L’ex Ad in aula: «Troppo scosso per sostenere l’interrogatorio»
«Non sono mentalmente sereno, quanto è accaduto mi ha scosso. Per questo decido di avvalermi della facoltà di non rispondere».
Sono le 13.15 di ieri, quando Vincenzo Consoli si rivolge così al giudice per le indagini preliminari di Vicenza, Roberto Venditti. Com’era prevedibile, l’interrogatorio di garanzia è durato pochi minuti. Il confronto tra l’ex amministratore delegato di Veneto Banca, da martedì agli arresti domiciliari nella sua villa, e i magistrati che lo accusato di aggiotaggio e di ostacolo all’attività dell’Autorità di vigilanza, è rinviato. Consoli, assistito dall’avvocato Alessandro Moscatelli, ha chiesto di essere sentito direttamente dai pm romani non appena avrà avuto il tempo di studiare le prove raccolte contro di lui. L’interrogatorio potrebbe quindi avvenire già a fine mese.
Cravatta azzurra, abito grigio. Il viso teso. È uscito dalla sua villa alle porte del centro storico della città senza aprire bocca. Una breve passeggiata a piedi prima di salire sull’auto dell’avvocato. Cinque minuti dopo era in tribunale. Solo un sorriso stupito quando, al suo arrivo con una buona mezzora d’anticipo - si è trovato di fronte la schiera di fotografi e giornalisti che lo aspettava. È subito entrato nell’aula al piano interrato del tribunale, dove lo aspettava anche Stefano Pesci, uno dei sostituti procuratori romani che indagano su di lui.
Finito l’interrogatorio di garanzia è toccato all’avvocato Moscatelli ribadire che la decisione di non rispondere alle domande del giudice «non è assolutamente un modo per sfuggire, per sottrarsi. Ci siamo presi del tempo per leggere l’ordinanza da cui emergerebbero diverse prove».

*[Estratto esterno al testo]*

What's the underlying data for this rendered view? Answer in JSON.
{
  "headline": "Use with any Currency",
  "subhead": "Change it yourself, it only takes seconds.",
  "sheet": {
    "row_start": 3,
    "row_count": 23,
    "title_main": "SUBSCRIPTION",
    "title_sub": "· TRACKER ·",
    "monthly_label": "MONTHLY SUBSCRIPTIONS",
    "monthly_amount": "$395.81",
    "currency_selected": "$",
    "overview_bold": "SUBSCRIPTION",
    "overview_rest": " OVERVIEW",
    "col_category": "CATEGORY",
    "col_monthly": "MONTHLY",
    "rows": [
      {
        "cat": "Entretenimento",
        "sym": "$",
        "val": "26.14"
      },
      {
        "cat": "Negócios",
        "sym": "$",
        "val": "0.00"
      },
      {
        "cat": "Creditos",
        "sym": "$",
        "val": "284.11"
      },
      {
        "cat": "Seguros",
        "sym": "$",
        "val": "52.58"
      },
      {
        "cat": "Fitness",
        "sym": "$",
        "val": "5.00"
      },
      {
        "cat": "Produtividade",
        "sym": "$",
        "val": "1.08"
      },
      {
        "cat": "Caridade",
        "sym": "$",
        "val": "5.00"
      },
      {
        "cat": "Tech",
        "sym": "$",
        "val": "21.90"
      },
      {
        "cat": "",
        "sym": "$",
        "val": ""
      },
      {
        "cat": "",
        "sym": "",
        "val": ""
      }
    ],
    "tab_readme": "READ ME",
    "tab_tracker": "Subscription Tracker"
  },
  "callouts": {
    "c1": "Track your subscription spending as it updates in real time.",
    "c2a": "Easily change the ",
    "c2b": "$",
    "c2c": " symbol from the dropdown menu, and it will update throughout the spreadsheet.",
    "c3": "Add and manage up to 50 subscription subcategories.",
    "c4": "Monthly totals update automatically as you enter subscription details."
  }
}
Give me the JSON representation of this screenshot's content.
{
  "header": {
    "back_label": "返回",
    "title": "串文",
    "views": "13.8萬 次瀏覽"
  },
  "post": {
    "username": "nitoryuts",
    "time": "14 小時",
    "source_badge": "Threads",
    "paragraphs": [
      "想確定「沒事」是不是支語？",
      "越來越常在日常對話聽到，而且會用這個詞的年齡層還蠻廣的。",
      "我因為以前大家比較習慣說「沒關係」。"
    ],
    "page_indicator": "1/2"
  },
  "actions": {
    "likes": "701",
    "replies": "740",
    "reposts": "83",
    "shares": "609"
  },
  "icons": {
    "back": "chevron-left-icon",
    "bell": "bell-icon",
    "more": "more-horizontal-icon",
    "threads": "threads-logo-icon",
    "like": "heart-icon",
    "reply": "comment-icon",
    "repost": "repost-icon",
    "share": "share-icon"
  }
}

Ci sono infatti 160 pagine da studiare con attenzione. E altri documenti dovrebbero presto essere messi a disposizione dagli inquirenti. Lo stesso legale ha poi ricordato come l’ex Ad di Veneto Banca sia stato già sottoposto a interrogatorio il 29 settembre scorso. «È pronto a sostenerne un secondo», ha assicurato.
«Il mio cliente è molto provato, per lui l’arresto è stato un fulmine a ciel sereno, un’ingiustizia», spiegava Moscatelli mentre Consoli dribblava i giornalisti mantenendo il silenzio, anche una volta varcata la soglia del palazzo di giustizia.
«Ritiene che la sua posizione sia esattamente quella che ha cercato di chiarire a settembre, non è cambiato nulla in tal senso ma intende difendersi su tutta la linea alle contestazioni mosse dalla procura romana».
Chi in questi giorni l’ha incontrato, lo descrive come «agguerrito, deciso a dimostrare di aver sempre agito correttamente e per il bene di Veneto Banca».
I pm la vedono in modo diametralmente opposto: per anni Consoli e buona parte degli altri indagati, avrebbero fatto di tutto per nascondere a Bankitalia e Consob il reale stato in cui versava l’istituto di credito. In particolare vengono contestate una serie di operazioni «baciate» grazie alle quali era la stessa banca a finanziare clienti importanti purché questi acquistassero azioni dello stesso istituto di credito. In alcuni casi questo sarebbe avvenuto, in base agli accertamenti degli investigatori, anche attraverso l’«arruolamento» di investitori compiacenti, disponibili a intestarsi temporaneamente ingenti quote di obbligazioni subordinate, sollevando la banca dall’onere di detrarne il controvalore dal patrimonio di vigilanza.